A cubozoan. The (a) tiny cubozoan jelly Malo kingi is thimble-shaped and, like all cubozoan jellies, (b) has four muscular pedalia to which the tentacles attach. M. kingi is one of two species of jellies known to cause Irukandji syndrome, a condition characterized by excruciating muscle pain, vomiting, increased heart rate, and psychological symptoms. Two people in Australia, where Irukandji jellies are most commonly found, are believed to have died from Irukandji stings. (c) A sign on a beach in northern Australia warns swimmers of the danger. (credit c: modification of work by Peter Shanks)

OpenStax Biology 2e

This class includes jellies that have a box-shaped medusa, or a bell that is square in cross-section, and are colloquially known as “box jellyfish.” These species may achieve sizes of 15 to 25 cm, but typically members of the Cubozoa are not as large as those of the Scyphozoa. However, cubozoans display overall morphological and anatomical characteristics that are similar to those of the scyphozoans. A prominent difference between the two classes is the arrangement of tentacles. The cubozoans contain muscular pads called pedalia at the corners of the square bell canopy, with one or more tentacles attached to each pedalium. In some cases, the digestive system may extend into the pedalia. Nematocysts may be arranged in a spiral configuration along the tentacles; this arrangement helps to effectively subdue and capture prey. Cubozoans include the most venomous of all the cnidarians.

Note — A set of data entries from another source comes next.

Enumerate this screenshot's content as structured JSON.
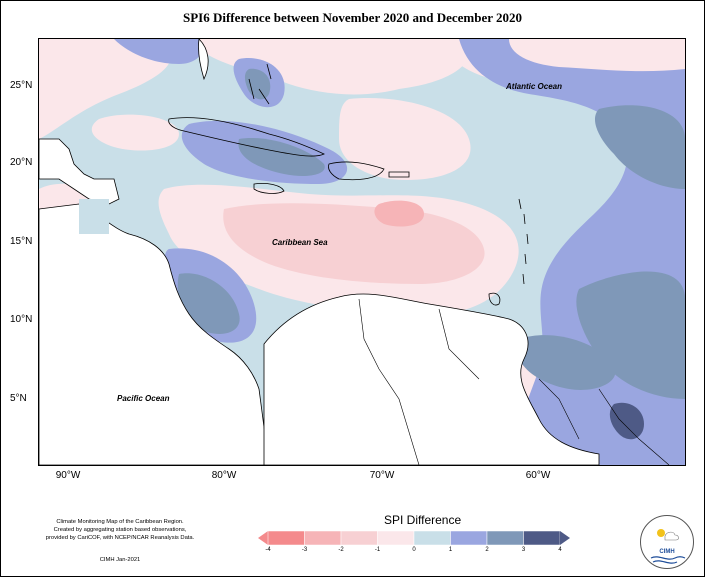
{
  "title": "SPI6 Difference between November 2020 and December 2020",
  "latitude_labels": [
    "25°N",
    "20°N",
    "15°N",
    "10°N",
    "5°N"
  ],
  "longitude_labels": [
    "90°W",
    "80°W",
    "70°W",
    "60°W"
  ],
  "places": {
    "atlantic": "Atlantic Ocean",
    "caribbean": "Caribbean Sea",
    "pacific": "Pacific Ocean"
  },
  "credit": {
    "line1": "Climate Monitoring Map of the Caribbean Region.",
    "line2": "Created by aggregating station based observations,",
    "line3": "provided by CariCOF, with NCEP/NCAR Reanalysis Data.",
    "stamp": "CIMH Jan-2021"
  },
  "legend": {
    "title": "SPI Difference",
    "ticks": [
      "-4",
      "-3",
      "-2",
      "-1",
      "0",
      "1",
      "2",
      "3",
      "4"
    ],
    "colors": [
      "#f48a8c",
      "#f6b4b7",
      "#f7d0d3",
      "#fbe7ea",
      "#ffffff",
      "#c9dfe8",
      "#9aa6e0",
      "#7f98b8",
      "#4e5a86"
    ]
  },
  "logo": {
    "text": "CIMH"
  },
  "palette": {
    "neg_strong": "#f48a8c",
    "neg_mid": "#f6b4b7",
    "neg_light": "#fbe7ea",
    "pos_light": "#c9dfe8",
    "pos_mid": "#9aa6e0",
    "pos_strong": "#7f98b8",
    "pos_vstrong": "#4e5a86"
  }
}
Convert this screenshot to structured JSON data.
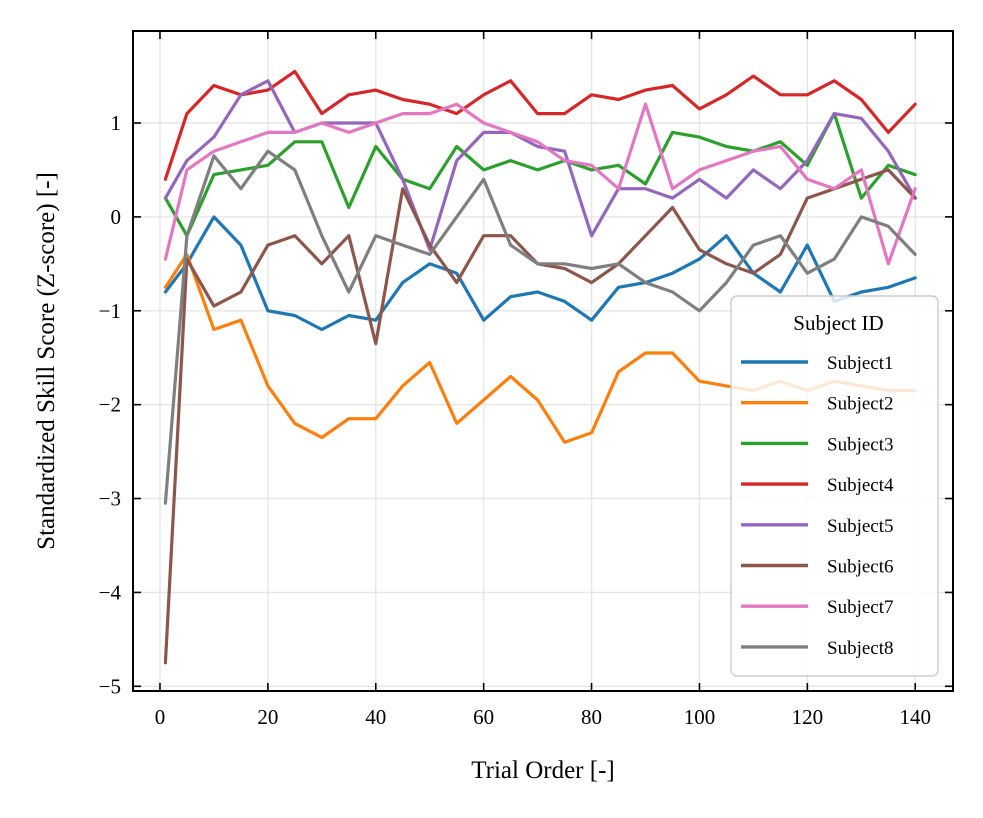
{
  "chart_data": {
    "type": "line",
    "title": "",
    "xlabel": "Trial Order [-]",
    "ylabel": "Standardized Skill Score (Z-score) [-]",
    "xlim": [
      -5,
      147
    ],
    "ylim": [
      -5.05,
      1.98
    ],
    "xticks": [
      0,
      20,
      40,
      60,
      80,
      100,
      120,
      140
    ],
    "yticks": [
      -5,
      -4,
      -3,
      -2,
      -1,
      0,
      1
    ],
    "xtick_labels": [
      "0",
      "20",
      "40",
      "60",
      "80",
      "100",
      "120",
      "140"
    ],
    "ytick_labels": [
      "−5",
      "−4",
      "−3",
      "−2",
      "−1",
      "0",
      "1"
    ],
    "grid": true,
    "legend": {
      "title": "Subject ID",
      "location": "lower-right"
    },
    "x": [
      1,
      5,
      10,
      15,
      20,
      25,
      30,
      35,
      40,
      45,
      50,
      55,
      60,
      65,
      70,
      75,
      80,
      85,
      90,
      95,
      100,
      105,
      110,
      115,
      120,
      125,
      130,
      135,
      140
    ],
    "series": [
      {
        "name": "Subject1",
        "color": "#1f77b4",
        "values": [
          -0.8,
          -0.5,
          0.0,
          -0.3,
          -1.0,
          -1.05,
          -1.2,
          -1.05,
          -1.1,
          -0.7,
          -0.5,
          -0.6,
          -1.1,
          -0.85,
          -0.8,
          -0.9,
          -1.1,
          -0.75,
          -0.7,
          -0.6,
          -0.45,
          -0.2,
          -0.6,
          -0.8,
          -0.3,
          -0.9,
          -0.8,
          -0.75,
          -0.65
        ]
      },
      {
        "name": "Subject2",
        "color": "#ff7f0e",
        "values": [
          -0.75,
          -0.4,
          -1.2,
          -1.1,
          -1.8,
          -2.2,
          -2.35,
          -2.15,
          -2.15,
          -1.8,
          -1.55,
          -2.2,
          -1.95,
          -1.7,
          -1.95,
          -2.4,
          -2.3,
          -1.65,
          -1.45,
          -1.45,
          -1.75,
          -1.8,
          -1.85,
          -1.75,
          -1.85,
          -1.75,
          -1.8,
          -1.85,
          -1.85
        ]
      },
      {
        "name": "Subject3",
        "color": "#2ca02c",
        "values": [
          0.2,
          -0.2,
          0.45,
          0.5,
          0.55,
          0.8,
          0.8,
          0.1,
          0.75,
          0.4,
          0.3,
          0.75,
          0.5,
          0.6,
          0.5,
          0.6,
          0.5,
          0.55,
          0.35,
          0.9,
          0.85,
          0.75,
          0.7,
          0.8,
          0.55,
          1.1,
          0.2,
          0.55,
          0.45
        ]
      },
      {
        "name": "Subject4",
        "color": "#d62728",
        "values": [
          0.4,
          1.1,
          1.4,
          1.3,
          1.35,
          1.55,
          1.1,
          1.3,
          1.35,
          1.25,
          1.2,
          1.1,
          1.3,
          1.45,
          1.1,
          1.1,
          1.3,
          1.25,
          1.35,
          1.4,
          1.15,
          1.3,
          1.5,
          1.3,
          1.3,
          1.45,
          1.25,
          0.9,
          1.2
        ]
      },
      {
        "name": "Subject5",
        "color": "#9467bd",
        "values": [
          0.2,
          0.6,
          0.85,
          1.3,
          1.45,
          0.9,
          1.0,
          1.0,
          1.0,
          0.4,
          -0.35,
          0.6,
          0.9,
          0.9,
          0.75,
          0.7,
          -0.2,
          0.3,
          0.3,
          0.2,
          0.4,
          0.2,
          0.5,
          0.3,
          0.6,
          1.1,
          1.05,
          0.7,
          0.2
        ]
      },
      {
        "name": "Subject6",
        "color": "#8c564b",
        "values": [
          -4.75,
          -0.45,
          -0.95,
          -0.8,
          -0.3,
          -0.2,
          -0.5,
          -0.2,
          -1.35,
          0.3,
          -0.3,
          -0.7,
          -0.2,
          -0.2,
          -0.5,
          -0.55,
          -0.7,
          -0.5,
          -0.2,
          0.1,
          -0.35,
          -0.5,
          -0.6,
          -0.4,
          0.2,
          0.3,
          0.4,
          0.5,
          0.2
        ]
      },
      {
        "name": "Subject7",
        "color": "#e377c2",
        "values": [
          -0.45,
          0.5,
          0.7,
          0.8,
          0.9,
          0.9,
          1.0,
          0.9,
          1.0,
          1.1,
          1.1,
          1.2,
          1.0,
          0.9,
          0.8,
          0.6,
          0.55,
          0.3,
          1.2,
          0.3,
          0.5,
          0.6,
          0.7,
          0.75,
          0.4,
          0.3,
          0.5,
          -0.5,
          0.3
        ]
      },
      {
        "name": "Subject8",
        "color": "#7f7f7f",
        "values": [
          -3.05,
          -0.2,
          0.65,
          0.3,
          0.7,
          0.5,
          -0.2,
          -0.8,
          -0.2,
          -0.3,
          -0.4,
          0.0,
          0.4,
          -0.3,
          -0.5,
          -0.5,
          -0.55,
          -0.5,
          -0.7,
          -0.8,
          -1.0,
          -0.7,
          -0.3,
          -0.2,
          -0.6,
          -0.45,
          0.0,
          -0.1,
          -0.4
        ]
      }
    ]
  }
}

These animals are unusual in having image-forming eyes, including a cornea, lens, and retina. Because these structures are made from a number of interactive tissues, they can be called true organs. Eyes are located in four clusters between each pair of pedalia. Each cluster consists of four simple eye spots plus two image-forming eyes oriented in different directions. How images formed by these very complex eyes are processed remains a mystery, since cubozoans have extensive nerve nets but no distinct brain. Nontheless, the presence of eyes helps the cubozoans to be active and effective hunters of small marine animals like worms, arthropods, and fish.

Cubozoans have separate sexes and fertilization occurs inside the female. Planula larvae may develop inside the female or be released, depending on species. Each planula develops into a polyp. These polyps may bud to form more polyps to create a colony; each polyp then transforms into a single medusa.